Rubric-Based Score Aggregation

Rubric-Based Score Aggregation collects question-level scores produced by the Semantic Scoring Engine and merges them according to predefined rubric definitions. Each question has structured metadata including maximum marks, section category, and scoring components.

The aggregation process also preserves traceability by storing intermediate scoring signals such as concept-level contributions. This enables explainability in cases where students or institutions require justification for awarded marks.

Weighted Marks Computation

Weighted Marks Computation applies section-level weight adjustments after raw marks are aggregated. This is critical for full_test mode where descriptive and objective sections may carry different relative importance. Instead of treating all questions uniformly, the system applies predefined weights and recalculates normalized totals.

The weighting logic ensures fairness and curriculum alignment. For example, conceptual reasoning sections may have higher multipliers compared to MCQs.

Annotated PDF Generation

Annotated PDF Generation composes the final graded artifact by layering multiple visual components over the original submission. The base layer contains the student's uploaded document. Above this, annotation layers add highlights, comment callouts, score stamps, and summary sections.

The rendering engine ensures layout integrity by preserving original document proportions while inserting annotations without overlapping critical content. Each annotation is rendered using coordinate mapping derived from OCR processing.

Production Infrastructure

The Production Infrastructure transforms Assessment Arena from a prototype AI system into a reliable, scalable evaluation platform suitable for institutional deployment. The infrastructure is service-oriented, asynchronous where necessary, horizontally scalable, and instrumented for observability and security.

services/job_service.py

def get_job_status(job_id):
    # Atomic read from the job store
    with DB_LOCK:
        job = load_jobs().get(job_id)
        
    if not job:
        return None
        
    # Only return the heavy payload when status is 'completed'
    if job["status"] == "completed":
        return {"status": "completed", "result": job["data"]}
        
    return {"status": job["status"]} # Keep payload light while processing

API & Service Layer

The API & Service Layer acts as the boundary between client applications and internal processing logic. Routes are separated by domain responsibility, each route delegates execution to dedicated service modules, preventing business logic from residing inside controllers.

Async Orchestration

Evaluation and PDF rendering are computationally intensive operations, particularly for multimodal inputs and large tests. Async orchestration ensures that long-running tasks do not block request handling threads. Async orchestration improves throughput and reduces response latency under load. It also prepares the system for queue-based background processing if scaled further.

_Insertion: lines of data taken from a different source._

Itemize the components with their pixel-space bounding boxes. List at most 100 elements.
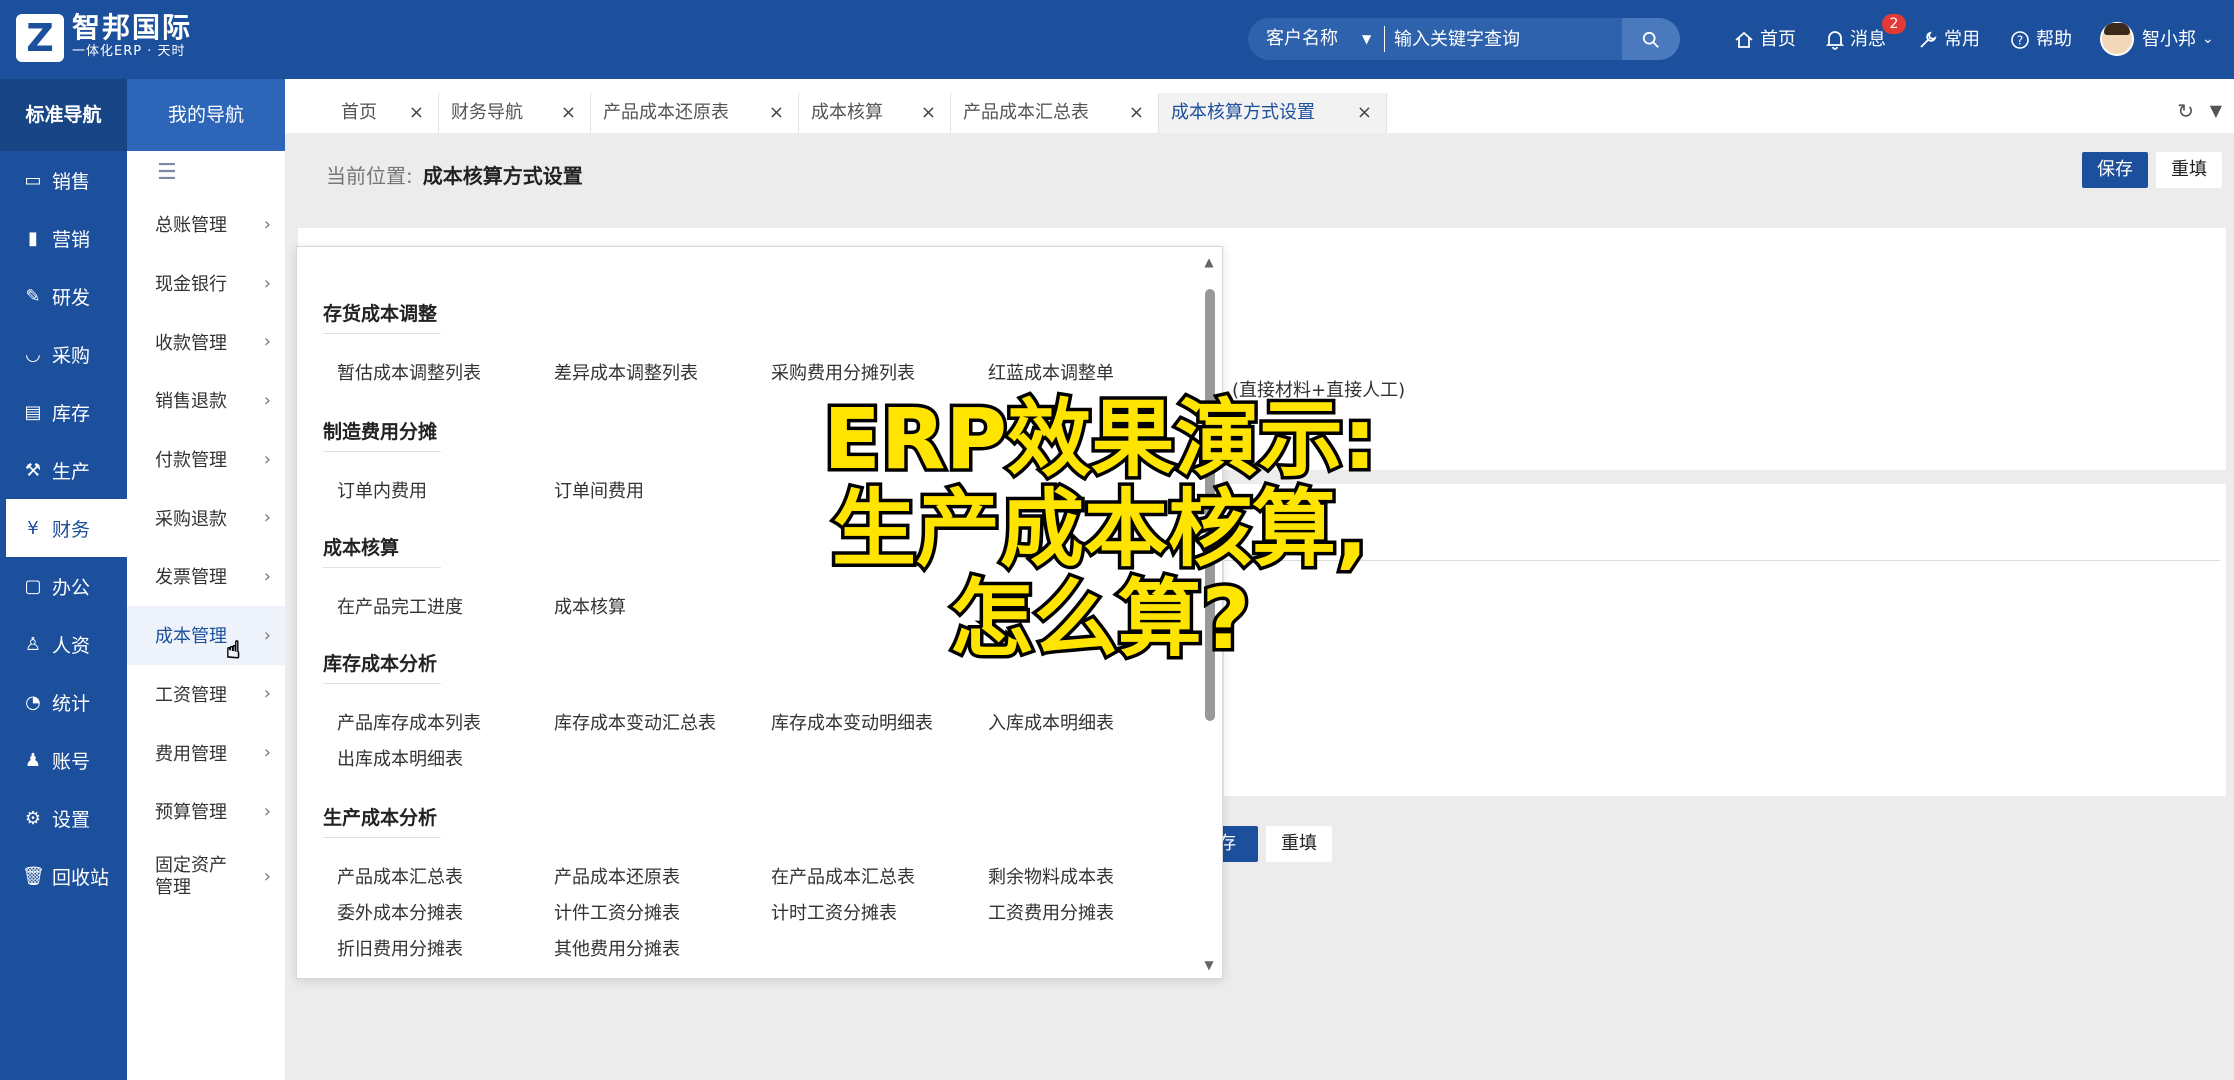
nav-messages[interactable]: 消息 xyxy=(1826,0,1886,79)
subnav-item-label: 付款管理 xyxy=(155,450,227,472)
reset-button[interactable]: 重填 xyxy=(2156,152,2222,188)
menu-link[interactable]: 其他费用分摊表 xyxy=(554,935,680,961)
nav-home[interactable]: 首页 xyxy=(1734,0,1796,79)
nav-common[interactable]: 常用 xyxy=(1918,0,1980,79)
menu-link[interactable]: 剩余物料成本表 xyxy=(988,863,1114,889)
sidebar-item-recycle[interactable]: 🗑 回收站 xyxy=(0,847,127,905)
sidebar-item-label: 账号 xyxy=(52,750,91,773)
subnav-item-expenses[interactable]: 费用管理 › xyxy=(127,723,285,782)
menu-link[interactable]: 计件工资分摊表 xyxy=(554,899,680,925)
gear-icon: ⚙ xyxy=(24,807,42,829)
tab-label: 财务导航 xyxy=(451,102,523,123)
sidebar-item-production[interactable]: ⚒ 生产 xyxy=(0,441,127,499)
caret-down-icon[interactable]: ▼ xyxy=(2210,101,2222,120)
subnav-item-sales-refund[interactable]: 销售退款 › xyxy=(127,371,285,430)
sidebar-item-settings[interactable]: ⚙ 设置 xyxy=(0,789,127,847)
close-icon[interactable]: × xyxy=(1357,93,1372,133)
tab-cost-accounting[interactable]: 成本核算 × xyxy=(799,93,951,133)
tab-cost-reduction[interactable]: 产品成本还原表 × xyxy=(591,93,799,133)
sidebar-item-label: 营销 xyxy=(52,228,91,251)
menu-link[interactable]: 红蓝成本调整单 xyxy=(988,359,1114,385)
refresh-icon[interactable]: ↻ xyxy=(2177,99,2194,123)
yen-icon: ¥ xyxy=(27,517,39,539)
subnav-item-payroll[interactable]: 工资管理 › xyxy=(127,665,285,724)
menu-link[interactable]: 入库成本明细表 xyxy=(988,709,1114,735)
sidebar-title[interactable]: 标准导航 xyxy=(0,79,127,151)
menu-link[interactable]: 订单内费用 xyxy=(337,477,427,503)
reset-button-bottom[interactable]: 重填 xyxy=(1266,826,1332,862)
top-bar: Z 智邦国际 一体化ERP · 天时 客户名称 ▼ 首页 消息 2 常用 ? 帮… xyxy=(0,0,2234,79)
sidebar-item-label: 回收站 xyxy=(52,866,110,889)
close-icon[interactable]: × xyxy=(769,93,784,133)
subnav-title[interactable]: 我的导航 xyxy=(127,79,285,151)
sidebar-item-marketing[interactable]: ▮ 营销 xyxy=(0,209,127,267)
subnav-item-receipts[interactable]: 收款管理 › xyxy=(127,312,285,371)
chevron-right-icon: › xyxy=(263,272,271,294)
subnav-item-budget[interactable]: 预算管理 › xyxy=(127,782,285,841)
scroll-down-icon[interactable]: ▼ xyxy=(1202,958,1216,972)
chevron-right-icon: › xyxy=(263,331,271,353)
subnav-item-invoices[interactable]: 发票管理 › xyxy=(127,547,285,606)
search-separator xyxy=(1384,26,1385,52)
menu-link[interactable]: 产品成本汇总表 xyxy=(337,863,463,889)
subnav-item-fixed-assets[interactable]: 固定资产管理 › xyxy=(127,841,285,913)
caption-overlay: ERP效果演示: 生产成本核算, 怎么算? xyxy=(760,391,1440,668)
menu-link[interactable]: 计时工资分摊表 xyxy=(771,899,897,925)
close-icon[interactable]: × xyxy=(561,93,576,133)
menu-link[interactable]: 折旧费用分摊表 xyxy=(337,935,463,961)
scroll-up-icon[interactable]: ▲ xyxy=(1202,255,1216,269)
save-button[interactable]: 保存 xyxy=(2082,152,2148,188)
sidebar-item-office[interactable]: ▢ 办公 xyxy=(0,557,127,615)
sidebar-item-rnd[interactable]: ✎ 研发 xyxy=(0,267,127,325)
sidebar-item-label: 人资 xyxy=(52,634,91,657)
close-icon[interactable]: × xyxy=(1129,93,1144,133)
sidebar-item-purchase[interactable]: ◡ 采购 xyxy=(0,325,127,383)
tab-home[interactable]: 首页 × xyxy=(285,93,439,133)
menu-link[interactable]: 工资费用分摊表 xyxy=(988,899,1114,925)
search-button[interactable] xyxy=(1622,18,1680,60)
user-name: 智小邦 xyxy=(2142,29,2196,50)
tab-cost-method-settings[interactable]: 成本核算方式设置 × xyxy=(1159,93,1387,133)
inventory-icon: ▤ xyxy=(24,401,42,423)
menu-link[interactable]: 成本核算 xyxy=(554,593,626,619)
tab-label: 首页 xyxy=(341,102,377,123)
menu-link[interactable]: 库存成本变动明细表 xyxy=(771,709,933,735)
caret-down-icon[interactable]: ▼ xyxy=(1362,18,1371,60)
search-input[interactable] xyxy=(1394,18,1604,60)
user-menu[interactable]: 智小邦 ⌄ xyxy=(2142,0,2214,79)
sidebar-item-hr[interactable]: ♙ 人资 xyxy=(0,615,127,673)
subnav-item-cost[interactable]: 成本管理 › xyxy=(127,605,285,665)
tab-finance-nav[interactable]: 财务导航 × xyxy=(439,93,591,133)
tab-label: 成本核算 xyxy=(811,102,883,123)
nav-help[interactable]: ? 帮助 xyxy=(2010,0,2072,79)
menu-link[interactable]: 产品成本还原表 xyxy=(554,863,680,889)
tab-cost-summary[interactable]: 产品成本汇总表 × xyxy=(951,93,1159,133)
menu-link[interactable]: 订单间费用 xyxy=(554,477,644,503)
sidebar-item-sales[interactable]: ▭ 销售 xyxy=(0,151,127,209)
menu-link[interactable]: 在产品成本汇总表 xyxy=(771,863,915,889)
wrench-icon xyxy=(1920,31,1937,48)
menu-link[interactable]: 差异成本调整列表 xyxy=(554,359,698,385)
menu-link[interactable]: 产品库存成本列表 xyxy=(337,709,481,735)
avatar[interactable] xyxy=(2100,22,2134,56)
search-scope-select[interactable]: 客户名称 xyxy=(1266,18,1338,60)
menu-link[interactable]: 库存成本变动汇总表 xyxy=(554,709,716,735)
collapse-menu-icon[interactable]: ☰ xyxy=(127,151,285,195)
sidebar-item-finance[interactable]: ¥ 财务 xyxy=(6,499,127,557)
subnav-item-ledger[interactable]: 总账管理 › xyxy=(127,195,285,254)
menu-link[interactable]: 出库成本明细表 xyxy=(337,745,463,771)
sidebar-item-label: 销售 xyxy=(52,170,91,193)
menu-link[interactable]: 采购费用分摊列表 xyxy=(771,359,915,385)
sidebar-item-account[interactable]: ♟ 账号 xyxy=(0,731,127,789)
subnav-item-payments[interactable]: 付款管理 › xyxy=(127,430,285,489)
subnav-item-cash[interactable]: 现金银行 › xyxy=(127,254,285,313)
close-icon[interactable]: × xyxy=(409,93,424,133)
close-icon[interactable]: × xyxy=(921,93,936,133)
sidebar-item-inventory[interactable]: ▤ 库存 xyxy=(0,383,127,441)
menu-link[interactable]: 暂估成本调整列表 xyxy=(337,359,481,385)
sidebar-item-stats[interactable]: ◔ 统计 xyxy=(0,673,127,731)
nav-help-label: 帮助 xyxy=(2036,29,2072,50)
menu-link[interactable]: 委外成本分摊表 xyxy=(337,899,463,925)
subnav-item-purchase-refund[interactable]: 采购退款 › xyxy=(127,488,285,547)
menu-link[interactable]: 在产品完工进度 xyxy=(337,593,463,619)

The Retry & Degradation Strategy ensures that failures in generation, OCR, or scoring do not crash the system.If model output fails schema validation, automatic retries are triggered with corrective prompts. This layered reliability approach prevents catastrophic failure and maintains service availability even under partial degradation.

Observability ensures that the system remains measurable and auditable in production.Security controls protect uploaded student data and prevent prompt injection attacks. Together, observability and security controls ensure that Assessment Arena operates safely, transparently, and at scale.

This Production Infrastructure layer demonstrates that Assessment Arena is architected not just as an intelligent grading engine, but as a scalable, fault-tolerant, production-grade AI evaluation system capable of supporting institutional workloads.